There are currently an estimated 38 million people living with HIV (PLWHIV) in the globe, and this figure is expected to rise as time goes on [1], [2]. Among this number, Africa has about 25.7 million PLWHIV [3]. The fourth-largest HIV epidemic in the world and one of the highest rates of new infections in sub-Saharan Africa are both found in Nigeria, the most populous nation in Africa. As a result of the surge in HIV treatment in Nigeria, there were approximately 903,000 people living with HIV in 18 Nigerian States as of the year 2021[4]. Life-sustaining highly active antiretroviral treatment (HAART) is administered to more than 1,679,600 individuals in this nation who are over the age of 15 [4]. Human immunodeficiency virus type 1 (HIV-1) is managed and treated with the use of the pharmaceutical regimen known as HAART. It contains a number of pharmaceuticals from the antiretroviral families [5], [6]. For several HAART drugs used to treat HIV, there are indications, mechanisms of action, and contraindications. However, long-term co-morbidities such metabolic alterations have emerged as a result of antiretroviral treatment usage [7], [8].
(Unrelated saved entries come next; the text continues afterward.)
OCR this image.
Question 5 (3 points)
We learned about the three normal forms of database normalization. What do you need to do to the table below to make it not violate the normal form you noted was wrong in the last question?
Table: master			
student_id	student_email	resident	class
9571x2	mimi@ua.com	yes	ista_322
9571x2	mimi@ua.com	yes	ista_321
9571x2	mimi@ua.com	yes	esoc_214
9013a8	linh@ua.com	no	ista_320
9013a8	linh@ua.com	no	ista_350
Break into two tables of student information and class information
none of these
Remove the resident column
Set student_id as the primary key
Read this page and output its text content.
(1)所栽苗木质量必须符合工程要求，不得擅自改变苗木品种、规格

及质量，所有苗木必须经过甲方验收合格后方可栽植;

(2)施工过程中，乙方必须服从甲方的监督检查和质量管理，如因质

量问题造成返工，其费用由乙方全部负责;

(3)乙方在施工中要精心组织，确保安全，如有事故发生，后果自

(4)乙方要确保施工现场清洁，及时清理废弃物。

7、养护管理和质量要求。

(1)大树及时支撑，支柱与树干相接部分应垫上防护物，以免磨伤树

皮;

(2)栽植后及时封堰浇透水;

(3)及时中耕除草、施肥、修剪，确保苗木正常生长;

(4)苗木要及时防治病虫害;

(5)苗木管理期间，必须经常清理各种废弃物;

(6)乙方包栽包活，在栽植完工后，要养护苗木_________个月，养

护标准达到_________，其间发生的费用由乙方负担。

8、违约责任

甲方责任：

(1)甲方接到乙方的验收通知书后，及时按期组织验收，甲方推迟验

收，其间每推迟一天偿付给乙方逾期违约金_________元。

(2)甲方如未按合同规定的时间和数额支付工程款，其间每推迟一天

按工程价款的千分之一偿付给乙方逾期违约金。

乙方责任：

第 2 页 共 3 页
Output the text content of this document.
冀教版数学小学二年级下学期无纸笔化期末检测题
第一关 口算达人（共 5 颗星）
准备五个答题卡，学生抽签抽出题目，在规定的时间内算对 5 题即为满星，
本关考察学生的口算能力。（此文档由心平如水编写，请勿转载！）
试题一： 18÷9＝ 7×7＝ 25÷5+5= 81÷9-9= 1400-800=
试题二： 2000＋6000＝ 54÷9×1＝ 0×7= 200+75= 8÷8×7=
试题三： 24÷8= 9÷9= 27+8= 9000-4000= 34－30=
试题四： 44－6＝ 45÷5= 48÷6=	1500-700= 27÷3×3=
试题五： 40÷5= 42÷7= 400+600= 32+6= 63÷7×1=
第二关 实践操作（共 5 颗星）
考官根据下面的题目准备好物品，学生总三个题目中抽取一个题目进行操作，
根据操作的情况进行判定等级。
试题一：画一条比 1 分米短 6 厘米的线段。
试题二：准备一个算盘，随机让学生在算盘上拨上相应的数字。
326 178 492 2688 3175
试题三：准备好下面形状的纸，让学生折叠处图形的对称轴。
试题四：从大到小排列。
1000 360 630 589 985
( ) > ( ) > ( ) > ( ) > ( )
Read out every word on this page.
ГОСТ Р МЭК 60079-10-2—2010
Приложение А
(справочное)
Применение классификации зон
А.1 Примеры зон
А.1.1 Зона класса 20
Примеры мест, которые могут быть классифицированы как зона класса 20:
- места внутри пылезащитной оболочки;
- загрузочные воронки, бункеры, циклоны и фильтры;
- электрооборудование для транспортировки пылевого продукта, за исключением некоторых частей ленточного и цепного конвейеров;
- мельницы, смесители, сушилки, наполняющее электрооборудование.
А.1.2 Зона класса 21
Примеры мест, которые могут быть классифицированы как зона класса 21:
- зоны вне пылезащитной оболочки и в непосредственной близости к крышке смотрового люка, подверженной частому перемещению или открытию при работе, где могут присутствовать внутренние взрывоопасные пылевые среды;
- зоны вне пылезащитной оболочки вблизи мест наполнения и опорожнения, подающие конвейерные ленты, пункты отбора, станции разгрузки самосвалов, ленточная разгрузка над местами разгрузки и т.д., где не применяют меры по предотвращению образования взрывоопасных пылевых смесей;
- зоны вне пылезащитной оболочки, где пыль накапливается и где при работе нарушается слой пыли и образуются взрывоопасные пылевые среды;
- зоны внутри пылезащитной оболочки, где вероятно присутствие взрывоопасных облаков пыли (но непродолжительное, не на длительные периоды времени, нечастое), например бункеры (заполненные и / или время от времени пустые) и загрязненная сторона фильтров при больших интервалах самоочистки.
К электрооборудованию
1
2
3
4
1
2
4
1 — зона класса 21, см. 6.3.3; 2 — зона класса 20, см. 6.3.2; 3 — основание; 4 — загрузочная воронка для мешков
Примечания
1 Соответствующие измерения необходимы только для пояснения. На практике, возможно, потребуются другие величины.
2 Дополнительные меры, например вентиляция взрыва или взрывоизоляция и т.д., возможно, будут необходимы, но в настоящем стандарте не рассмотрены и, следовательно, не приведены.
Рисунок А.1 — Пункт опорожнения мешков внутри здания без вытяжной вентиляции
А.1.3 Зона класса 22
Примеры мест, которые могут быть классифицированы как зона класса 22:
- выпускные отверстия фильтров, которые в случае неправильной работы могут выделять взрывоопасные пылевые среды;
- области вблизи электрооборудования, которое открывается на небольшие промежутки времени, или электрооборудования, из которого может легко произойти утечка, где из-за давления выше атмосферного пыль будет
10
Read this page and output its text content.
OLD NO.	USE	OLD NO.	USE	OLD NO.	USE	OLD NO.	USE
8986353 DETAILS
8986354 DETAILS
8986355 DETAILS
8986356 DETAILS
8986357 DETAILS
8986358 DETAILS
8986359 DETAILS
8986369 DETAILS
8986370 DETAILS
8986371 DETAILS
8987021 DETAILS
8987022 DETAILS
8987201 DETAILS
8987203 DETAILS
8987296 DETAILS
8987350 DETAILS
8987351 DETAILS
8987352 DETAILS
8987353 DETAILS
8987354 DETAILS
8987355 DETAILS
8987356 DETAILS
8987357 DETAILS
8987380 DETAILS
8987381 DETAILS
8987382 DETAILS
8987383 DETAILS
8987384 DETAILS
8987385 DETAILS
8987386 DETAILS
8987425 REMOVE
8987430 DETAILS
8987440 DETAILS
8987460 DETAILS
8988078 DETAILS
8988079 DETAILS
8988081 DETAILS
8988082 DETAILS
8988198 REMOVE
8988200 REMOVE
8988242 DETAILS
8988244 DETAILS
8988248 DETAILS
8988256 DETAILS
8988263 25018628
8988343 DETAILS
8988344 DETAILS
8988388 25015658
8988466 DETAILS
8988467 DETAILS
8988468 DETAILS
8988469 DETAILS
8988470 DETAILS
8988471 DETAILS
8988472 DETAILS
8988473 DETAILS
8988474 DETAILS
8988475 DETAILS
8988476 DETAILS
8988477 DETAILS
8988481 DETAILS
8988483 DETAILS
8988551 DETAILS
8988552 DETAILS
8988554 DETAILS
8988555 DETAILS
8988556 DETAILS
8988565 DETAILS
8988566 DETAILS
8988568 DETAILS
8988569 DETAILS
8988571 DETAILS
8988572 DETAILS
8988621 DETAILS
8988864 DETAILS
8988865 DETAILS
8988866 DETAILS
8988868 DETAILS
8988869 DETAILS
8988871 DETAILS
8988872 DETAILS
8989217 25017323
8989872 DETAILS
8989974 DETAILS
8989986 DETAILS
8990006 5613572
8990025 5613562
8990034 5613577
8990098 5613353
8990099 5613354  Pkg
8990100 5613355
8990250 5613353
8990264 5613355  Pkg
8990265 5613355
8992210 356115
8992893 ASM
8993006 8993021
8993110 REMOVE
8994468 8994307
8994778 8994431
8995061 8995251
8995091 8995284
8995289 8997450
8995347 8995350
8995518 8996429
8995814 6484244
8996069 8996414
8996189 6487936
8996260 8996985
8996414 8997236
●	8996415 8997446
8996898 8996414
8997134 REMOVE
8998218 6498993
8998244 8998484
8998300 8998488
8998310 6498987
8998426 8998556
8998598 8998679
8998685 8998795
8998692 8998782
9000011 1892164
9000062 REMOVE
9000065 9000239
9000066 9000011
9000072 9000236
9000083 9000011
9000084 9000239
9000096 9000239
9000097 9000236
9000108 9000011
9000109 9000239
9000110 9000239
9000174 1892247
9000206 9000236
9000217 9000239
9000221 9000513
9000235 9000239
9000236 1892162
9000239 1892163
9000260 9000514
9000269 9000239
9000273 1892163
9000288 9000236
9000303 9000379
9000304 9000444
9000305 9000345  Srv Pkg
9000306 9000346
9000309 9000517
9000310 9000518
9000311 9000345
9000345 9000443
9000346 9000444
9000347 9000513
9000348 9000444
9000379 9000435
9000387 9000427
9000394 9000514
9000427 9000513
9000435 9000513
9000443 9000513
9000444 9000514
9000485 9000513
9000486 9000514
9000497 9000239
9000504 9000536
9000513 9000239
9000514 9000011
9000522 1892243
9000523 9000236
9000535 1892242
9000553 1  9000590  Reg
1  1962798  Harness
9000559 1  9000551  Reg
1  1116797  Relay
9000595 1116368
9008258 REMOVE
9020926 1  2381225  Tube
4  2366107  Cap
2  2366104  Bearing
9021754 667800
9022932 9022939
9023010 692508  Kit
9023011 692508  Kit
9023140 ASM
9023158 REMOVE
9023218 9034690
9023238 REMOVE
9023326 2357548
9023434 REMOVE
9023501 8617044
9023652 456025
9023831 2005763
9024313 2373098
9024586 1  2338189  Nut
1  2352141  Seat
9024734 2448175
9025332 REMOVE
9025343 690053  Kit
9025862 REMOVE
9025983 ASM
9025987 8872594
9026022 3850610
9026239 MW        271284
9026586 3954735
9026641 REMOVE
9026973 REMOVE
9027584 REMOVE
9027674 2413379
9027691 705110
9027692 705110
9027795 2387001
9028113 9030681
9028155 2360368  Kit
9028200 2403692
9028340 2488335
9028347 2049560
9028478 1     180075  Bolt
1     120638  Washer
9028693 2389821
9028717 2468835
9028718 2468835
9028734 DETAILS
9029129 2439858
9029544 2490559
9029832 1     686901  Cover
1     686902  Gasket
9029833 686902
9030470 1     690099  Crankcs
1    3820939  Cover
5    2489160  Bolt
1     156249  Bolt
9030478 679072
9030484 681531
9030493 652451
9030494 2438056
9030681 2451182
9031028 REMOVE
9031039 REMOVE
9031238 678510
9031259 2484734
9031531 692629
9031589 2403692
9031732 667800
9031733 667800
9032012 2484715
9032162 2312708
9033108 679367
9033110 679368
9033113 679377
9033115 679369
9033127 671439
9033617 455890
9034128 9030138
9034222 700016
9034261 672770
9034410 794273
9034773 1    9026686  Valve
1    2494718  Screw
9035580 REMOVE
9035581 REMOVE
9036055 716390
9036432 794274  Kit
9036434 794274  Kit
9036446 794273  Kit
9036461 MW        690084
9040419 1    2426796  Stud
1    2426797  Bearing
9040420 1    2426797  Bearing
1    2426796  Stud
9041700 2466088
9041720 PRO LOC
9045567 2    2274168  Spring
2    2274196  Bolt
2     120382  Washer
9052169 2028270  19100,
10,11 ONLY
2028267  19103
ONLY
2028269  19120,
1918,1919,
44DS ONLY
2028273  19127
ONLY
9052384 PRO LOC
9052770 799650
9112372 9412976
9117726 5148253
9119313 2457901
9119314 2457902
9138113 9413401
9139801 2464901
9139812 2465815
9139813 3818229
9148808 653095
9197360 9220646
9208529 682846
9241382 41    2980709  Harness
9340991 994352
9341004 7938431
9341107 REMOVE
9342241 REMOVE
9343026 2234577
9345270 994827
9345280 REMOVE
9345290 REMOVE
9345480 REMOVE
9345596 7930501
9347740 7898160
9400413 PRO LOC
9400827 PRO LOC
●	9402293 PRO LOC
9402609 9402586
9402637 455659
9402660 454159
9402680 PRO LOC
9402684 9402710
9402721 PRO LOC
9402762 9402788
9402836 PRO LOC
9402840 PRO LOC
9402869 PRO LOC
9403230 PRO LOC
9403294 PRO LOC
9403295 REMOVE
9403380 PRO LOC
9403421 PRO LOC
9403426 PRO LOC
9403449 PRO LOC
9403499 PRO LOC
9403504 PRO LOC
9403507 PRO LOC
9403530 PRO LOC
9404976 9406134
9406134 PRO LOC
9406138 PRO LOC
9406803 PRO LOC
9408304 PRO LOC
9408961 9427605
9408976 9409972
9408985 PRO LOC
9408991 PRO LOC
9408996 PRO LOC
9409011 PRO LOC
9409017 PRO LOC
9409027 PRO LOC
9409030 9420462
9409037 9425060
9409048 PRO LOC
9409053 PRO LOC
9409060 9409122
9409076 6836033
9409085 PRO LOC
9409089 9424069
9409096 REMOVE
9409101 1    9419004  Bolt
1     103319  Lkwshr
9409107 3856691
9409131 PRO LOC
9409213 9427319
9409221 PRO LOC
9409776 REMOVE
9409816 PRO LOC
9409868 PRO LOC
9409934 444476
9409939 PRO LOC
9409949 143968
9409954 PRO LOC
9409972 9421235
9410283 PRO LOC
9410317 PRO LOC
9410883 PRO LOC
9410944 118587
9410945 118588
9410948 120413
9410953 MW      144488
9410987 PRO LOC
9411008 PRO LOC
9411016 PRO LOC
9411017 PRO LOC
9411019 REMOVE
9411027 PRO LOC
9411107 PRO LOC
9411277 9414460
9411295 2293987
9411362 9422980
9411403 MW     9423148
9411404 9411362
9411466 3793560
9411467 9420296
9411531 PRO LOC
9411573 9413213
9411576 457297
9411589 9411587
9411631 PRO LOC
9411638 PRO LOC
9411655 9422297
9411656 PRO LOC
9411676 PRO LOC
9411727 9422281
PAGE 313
Numerous studies in the last five years have shown an increase in the prevalence of obesity and overweight among HIV-positive people, particularly in Africa, with a clear correlation to HAART adherence [9]–[15]. Prior research has mostly focused on evaluating how weight affects immune cells in HIV-uninfected people, with mixed results. Some findings imply that being overweight or obese is linked to greater immune cell numbers [16]–[19] while others reported that obesity results in decreased immune counts and function [20]–[23]. Since the advent of antiretroviral treatment (ART), the proportion of overweight and obese PLWHIV has grown along with the burden of metabolic disorders, particularly type 2 diabetes mellitus (T2DM), through a variety of reasons [24]–[28].
Body mass index (BMI) is calculated by dividing a person's height in meters squared by their weight in kilograms. Underweight, healthy weight, overweight, and obesity are the four weight categories that may be easily and cheaply screened using BMI. Centres for Disease Control and Prevention [29] reported the following classification by BMI values: underweight (< 18.5kg/m2); healthy weight (18.5-24.9kg/m2); overweight (25-29.9kg/m2) and obesity (30-39.9kg/m2). These cut-off values are based on statistical analysis, and it has been shown that living at the extremes of appropriate nutrition, thinness, and overweight/obesity increases the likelihood of acquiring chronic illnesses with serious negative effects on the general public health [30]–[33]. Given that obesity is linked to greater rates of infectious complications, more severe viral infections, and increased death rates owing to subpar vaccination responses, it may have a negative impact on immunological responses [34]–[39].
In the age of HAART, nothing is known about how weight affects immune cell counts in people with HIV. According to a short research, obese HIV patients had similar CD4 cell counts to normal-weight people but greater CD3, CD8, and total lymphocyte counts [40], [41], hence the need to evaluate the relationship between BMI and CD4 cell counts among people living with HIV attending Infectious Disease Hospital, Kano State. The aim of the present study was to examine the relationship between BMI and CD4 cell counts among people living with HIV attending Infectious Disease Hospital, Kano State.